Despite all this conditioning, I still thought feathered dinosaurs looked silly. Dinosaurs were supposed to look mean and scabrous. With feathers on, Velociraptor just looked like a big chicken. Plush, downy dinosaurs in gift shops did nothing for me. They looked far too cuddly to be adept flesh-renders. Jurassic Park entrenched visions of olive-green, scaly carnivores in my you
ng mind, and even now, there are some absolutely daffy feathered dinosaurs that I feel downright embarrassed for. One of the worst models is on display in Las Vegas—a Deinonychus plastered with feathers, creating what I can only imagine is some Cretaceous version of Robert Smith from The Cure. Mounts like this one may do more harm than good in communicating our new image of dinosaurs—a vision in which scaly hides have given way to feathery ones. Like it or not, many dinosaurs were fuzzy, fluffy, and feathery.
Feathers have a very deep evolutionary history. Their trail goes much deeper than the earliest birds, and may even go back as far as the first dinosaurs. Indeed, a flood of fossils discovered over the past fifteen years have irrefutably shown that most, if not all, dinosaur lineages had some kind of feather-like body covering.

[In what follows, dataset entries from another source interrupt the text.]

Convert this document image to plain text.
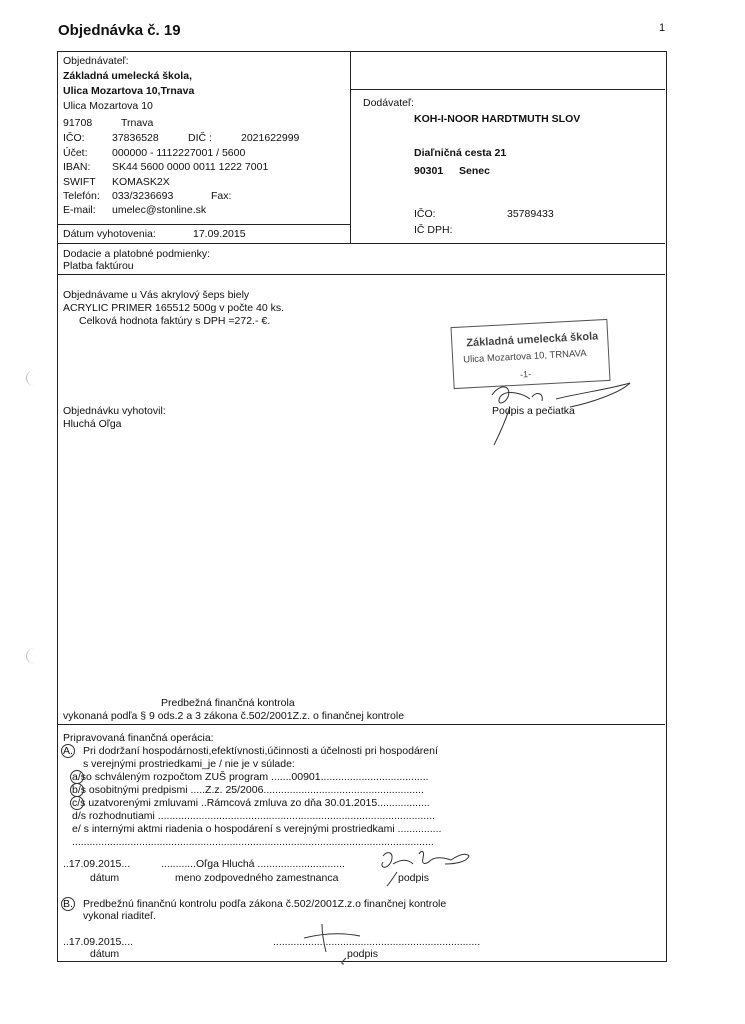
Objednávka č. 19	1
Objednávateľ:
Základná umelecká škola,
Ulica Mozartova 10,Trnava
Ulica Mozartova 10
91708	Trnava
IČO:	37836528	DIČ :	2021622999
Účet: 000000 - 1112227001 / 5600
IBAN: SK44 5600 0000 0011 1222 7001
SWIFT KOMASK2X
Telefón: 033/3236693	Fax:
E-mail: umelec@stonline.sk
Dátum vyhotovenia:	17.09.2015
Dodávateľ:
KOH-I-NOOR HARDTMUTH SLOV
Diaľničná cesta 21
90301 Senec
IČO:	35789433
IČ DPH:
Dodacie a platobné podmienky:
Platba faktúrou
Objednávame u Vás akrylový šeps biely
ACRYLIC PRIMER 165512 500g v počte 40 ks.
Celková hodnota faktúry s DPH =272.- €.
Objednávku vyhotovil:
Hluchá Oľga
Podpis a pečiatka
Základná umelecká škola
Ulica Mozartova 10, TRNAVA
-1-
Predbežná finančná kontrola
vykonaná podľa § 9 ods.2 a 3 zákona č.502/2001Z.z. o finančnej kontrole
Pripravovaná finančná operácia:
A. Pri dodržaní hospodárnosti,efektívnosti,účinnosti a účelnosti pri hospodárení
s verejnými prostriedkami_je / nie je v súlade:
a/so schváleným rozpočtom ZUŠ program .......00901.....................................
b/s osobitnými predpismi .....Z.z. 25/2006.......................................................
c/s uzatvorenými zmluvami ..Rámcová zmluva zo dňa 30.01.2015..................
d/s rozhodnutiami ...............................................................................................
e/ s internými aktmi riadenia o hospodárení s verejnými prostriedkami ...............
............................................................................................................................
..17.09.2015...	............Oľga Hluchá ..............................
dátum	meno zodpovedného zamestnanca	podpis
B. Predbežnú finančnú kontrolu podľa zákona č.502/2001Z.z.o finančnej kontrole
vykonal riaditeľ.
..17.09.2015....	.......................................................................
dátum	podpis
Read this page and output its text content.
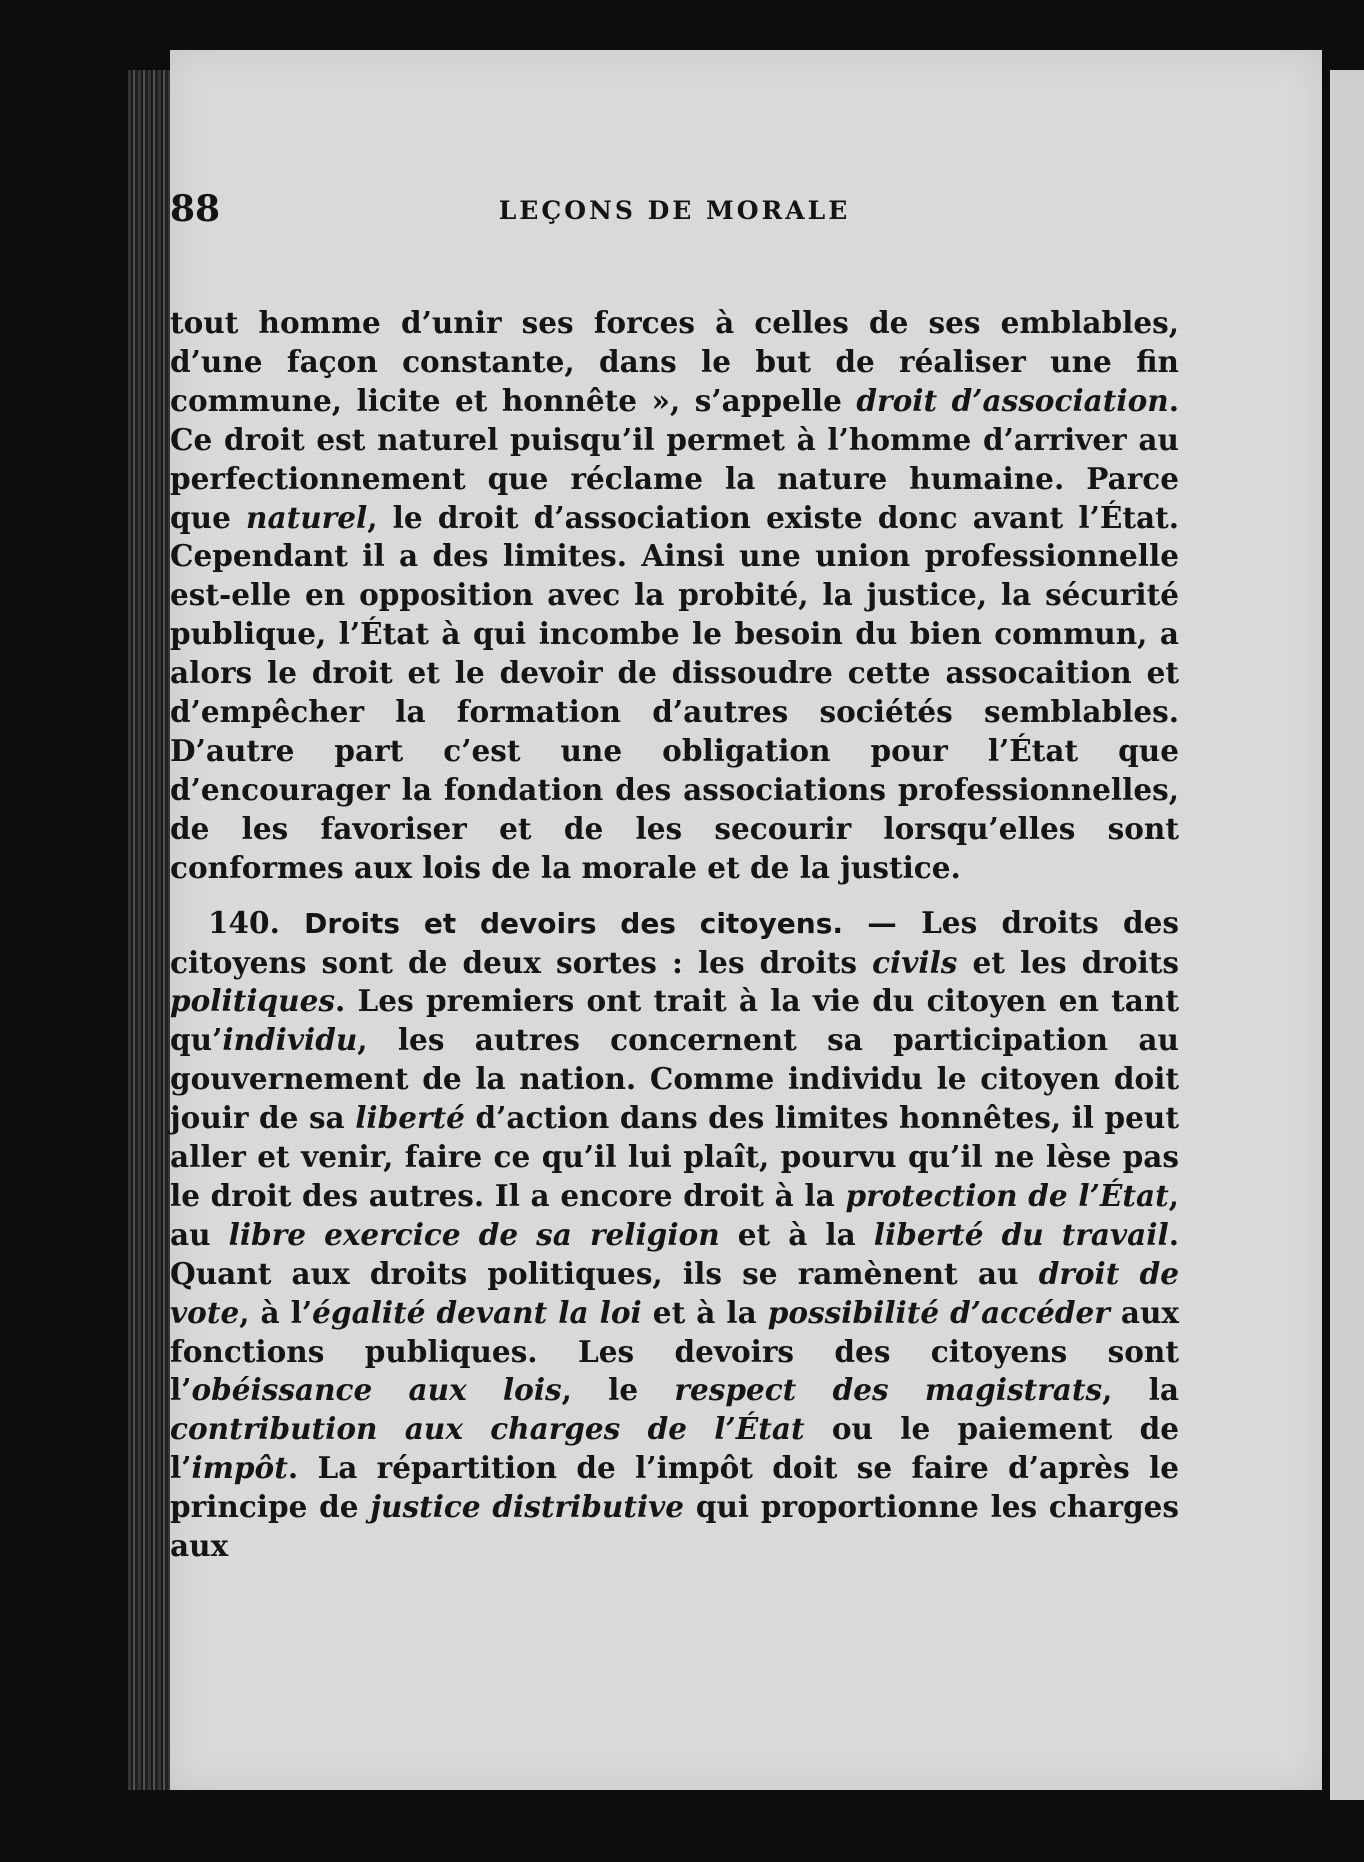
88	LEÇONS DE MORALE

tout homme d’unir ses forces à celles de ses emblables, d’une façon constante, dans le but de réaliser une fin commune, licite et honnête », s’appelle droit d’association. Ce droit est naturel puisqu’il permet à l’homme d’arriver au perfectionnement que réclame la nature humaine. Parce que naturel, le droit d’association existe donc avant l’État. Cependant il a des limites. Ainsi une union professionnelle est-elle en opposition avec la probité, la justice, la sécurité publique, l’État à qui incombe le besoin du bien commun, a alors le droit et le devoir de dissoudre cette assocaition et d’empêcher la formation d’autres sociétés semblables. D’autre part c’est une obligation pour l’État que d’encourager la fondation des associations professionnelles, de les favoriser et de les secourir lorsqu’elles sont conformes aux lois de la morale et de la justice.

140. Droits et devoirs des citoyens. — Les droits des citoyens sont de deux sortes : les droits civils et les droits politiques. Les premiers ont trait à la vie du citoyen en tant qu’individu, les autres concernent sa participation au gouvernement de la nation. Comme individu le citoyen doit jouir de sa liberté d’action dans des limites honnêtes, il peut aller et venir, faire ce qu’il lui plaît, pourvu qu’il ne lèse pas le droit des autres. Il a encore droit à la protection de l’État, au libre exercice de sa religion et à la liberté du travail. Quant aux droits politiques, ils se ramènent au droit de vote, à l’égalité devant la loi et à la possibilité d’accéder aux fonctions publiques. Les devoirs des citoyens sont l’obéissance aux lois, le respect des magistrats, la contribution aux charges de l’État ou le paiement de l’impôt. La répartition de l’impôt doit se faire d’après le principe de justice distributive qui proportionne les charges aux
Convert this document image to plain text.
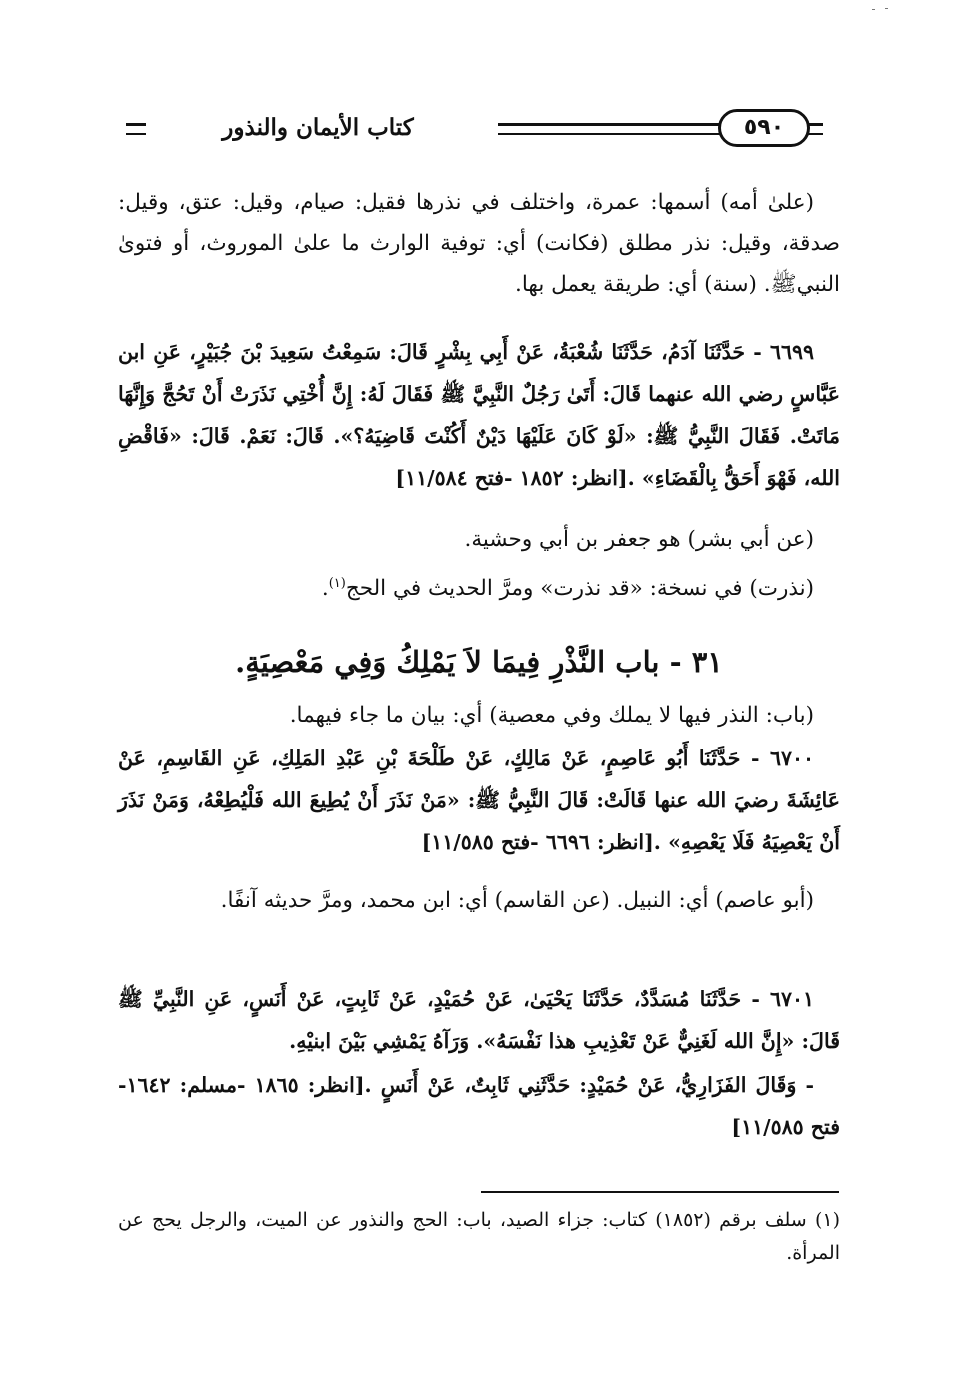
كتاب الأيمان والنذور	٥٩٠

(علىٰ أمه) أسمها: عمرة، واختلف في نذرها فقيل: صيام، وقيل: عتق، وقيل: صدقة، وقيل: نذر مطلق (فكانت) أي: توفية الوارث ما علىٰ الموروث، أو فتوىٰ النبيﷺ. (سنة) أي: طريقة يعمل بها.

٦٦٩٩ - حَدَّثَنَا آدَمُ، حَدَّثَنَا شُعْبَةُ، عَنْ أَبِي بِشْرٍ قَالَ: سَمِعْتُ سَعِيدَ بْنَ جُبَيْرٍ، عَنِ ابن عَبَّاسٍ رضي الله عنهما قَالَ: أَتَىٰ رَجُلٌ النَّبِيَّ ﷺ فَقَالَ لَهُ: إِنَّ أُخْتِي نَذَرَتْ أَنْ تَحُجَّ وَإِنَّهَا مَاتَتْ. فَقَالَ النَّبِيُّ ﷺ: «لَوْ كَانَ عَلَيْهَا دَيْنٌ أَكُنْتَ قَاضِيَهُ؟». قَالَ: نَعَمْ. قَالَ: «فَاقْضِ الله، فَهْوَ أَحَقُّ بِالْقَضَاءِ» .[انظر: ١٨٥٢ -فتح ١١/٥٨٤]

(عن أبي بشر) هو جعفر بن أبي وحشية.

(نذرت) في نسخة: «قد نذرت» ومرَّ الحديث في الحج$^{(١)}$.

٣١ - باب النَّذْرِ فِيمَا لاَ يَمْلِكُ وَفِي مَعْصِيَةٍ.

(باب: النذر فيها لا يملك وفي معصية) أي: بيان ما جاء فيهما.

٦٧٠٠ - حَدَّثَنَا أَبُو عَاصِمٍ، عَنْ مَالِكٍ، عَنْ طَلْحَةَ بْنِ عَبْدِ المَلِكِ، عَنِ القَاسِمِ، عَنْ عَائِشَةَ رضيَ الله عنها قَالَتْ: قَالَ النَّبِيُّ ﷺ: «مَنْ نَذَرَ أَنْ يُطِيعَ الله فَلْيُطِعْهُ، وَمَنْ نَذَرَ أَنْ يَعْصِيَهُ فَلَا يَعْصِهِ» .[انظر: ٦٦٩٦ -فتح ١١/٥٨٥]

(أبو عاصم) أي: النبيل. (عن القاسم) أي: ابن محمد، ومرَّ حديثه آنفًا.

٦٧٠١ - حَدَّثَنَا مُسَدَّدٌ، حَدَّثَنَا يَحْيَىٰ، عَنْ حُمَيْدٍ، عَنْ ثَابِتٍ، عَنْ أَنَسٍ، عَنِ النَّبِيِّ ﷺ قَالَ: «إِنَّ الله لَغَنِيٌّ عَنْ تَعْذِيبِ هذا نَفْسَهُ». وَرَآهُ يَمْشِي بَيْنَ ابنيْهِ.

- وَقَالَ الفَزَارِيُّ، عَنْ حُمَيْدٍ: حَدَّثَنِي ثَابِتٌ، عَنْ أَنَسٍ .[انظر: ١٨٦٥ -مسلم: ١٦٤٢- فتح ١١/٥٨٥]

(١) سلف برقم (١٨٥٢) كتاب: جزاء الصيد، باب: الحج والنذور عن الميت، والرجل يحج عن المرأة.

The first fluffy dinosaur discovery enthralled paleontologists. At the annual Society of Vertebrate Paleontology conference in 1996, scientists circulated a photograph of a small fossil that revealed a mane of fuzz along a dinosaur’s back and tail. John Ostrom, who was chiefly responsible for reinvigorating the idea that birds are dinosaurs, was “in a state of shock” after hearing the news. At long last, a feathery non-avian dinosaur had really been found. This creature, labeled Sinosauropteryx in a technical publication the same year, didn’t have feathers suited for flying. The simple dinofuzz covering the creature’s body could only have been for display and insulation—the dinosaur lacked the specialized, asymmetrical feathers that allow modern birds to take to the air. In fact, it would have looked very much like Huxley’s hypothetical feathery Compsognathus. The newfound dinosaur pointed to the hypothesis that feathers were not originally used for flight, but had evolved for different reasons and were later co-opted.